By all accounts Senate Bill 510, the Food Safety Modernization Act, is an ideal piece of progressive legislation. Meaning, of course, that Barack Obama should endorse it wholeheartedly. At first glance, it appears to have all the proper ingredients to make it a statist's regulatory dream come true. From Michael Geer's AT exposé:
1) It is a dangerously broad regulatory bill giving extensive discretionary power to the FDA over the entire food supply; 2) It would impose one-size-fits-all-regulations on thousands of small and mid-sized farmers, small-scale local farms and food producers; 3) It attempts to limit the authority of our own domestic U.S. laws when it includes language ensuring that our US law will not disturb other international agreements that we have made.
But wait just a minute there comrade. I see trouble on the horizon for Mr. Obama if he signs this monstrosity, which threatens to place crippling restrictions on small-scale food producers, into law. First and foremost, there is the very real possibility of putting his wife's cherished south lawn vegetable garden out of commission, and we can only imagine how upset Michelle would be about that. So how does the President reconcile the tantalizing prospect of controlling the nation's food supply with the strong likelihood of raising Michelle's ire? Tough choice there.

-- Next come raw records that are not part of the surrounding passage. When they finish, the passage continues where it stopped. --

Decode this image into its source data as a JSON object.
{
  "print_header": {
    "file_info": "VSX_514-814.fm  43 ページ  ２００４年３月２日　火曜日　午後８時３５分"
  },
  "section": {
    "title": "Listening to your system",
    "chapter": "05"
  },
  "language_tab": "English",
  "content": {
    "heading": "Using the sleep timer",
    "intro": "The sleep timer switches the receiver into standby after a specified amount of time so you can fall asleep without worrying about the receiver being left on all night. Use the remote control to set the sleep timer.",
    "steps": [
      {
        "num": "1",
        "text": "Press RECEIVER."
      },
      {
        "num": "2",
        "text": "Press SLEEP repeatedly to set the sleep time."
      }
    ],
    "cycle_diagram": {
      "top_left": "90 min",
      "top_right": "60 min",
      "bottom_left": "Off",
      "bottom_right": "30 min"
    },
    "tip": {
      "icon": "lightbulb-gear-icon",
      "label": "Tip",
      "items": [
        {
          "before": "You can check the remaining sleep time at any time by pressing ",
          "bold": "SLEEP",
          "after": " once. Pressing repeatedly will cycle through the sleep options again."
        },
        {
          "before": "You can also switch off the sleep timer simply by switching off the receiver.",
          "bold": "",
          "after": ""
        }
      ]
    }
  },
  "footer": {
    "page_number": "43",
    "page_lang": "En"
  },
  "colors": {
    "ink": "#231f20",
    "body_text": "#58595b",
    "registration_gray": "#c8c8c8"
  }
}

Continuing along those lines, the other vexing issue for the President to consider before he severely limits our dietary choices is this; what will the First Lady do now with all the time she spent on planting, cultivating, and waxing eloquent about her miracle garden? Does the President really want Michelle hanging around the Oval Office looking for some other official business to meddle in? Or even more unsettling to the First Dude; will she now use her time to pay closer attention to his less than ideal eating habits?
Ah, the delicious irony of unintended liberal consequences.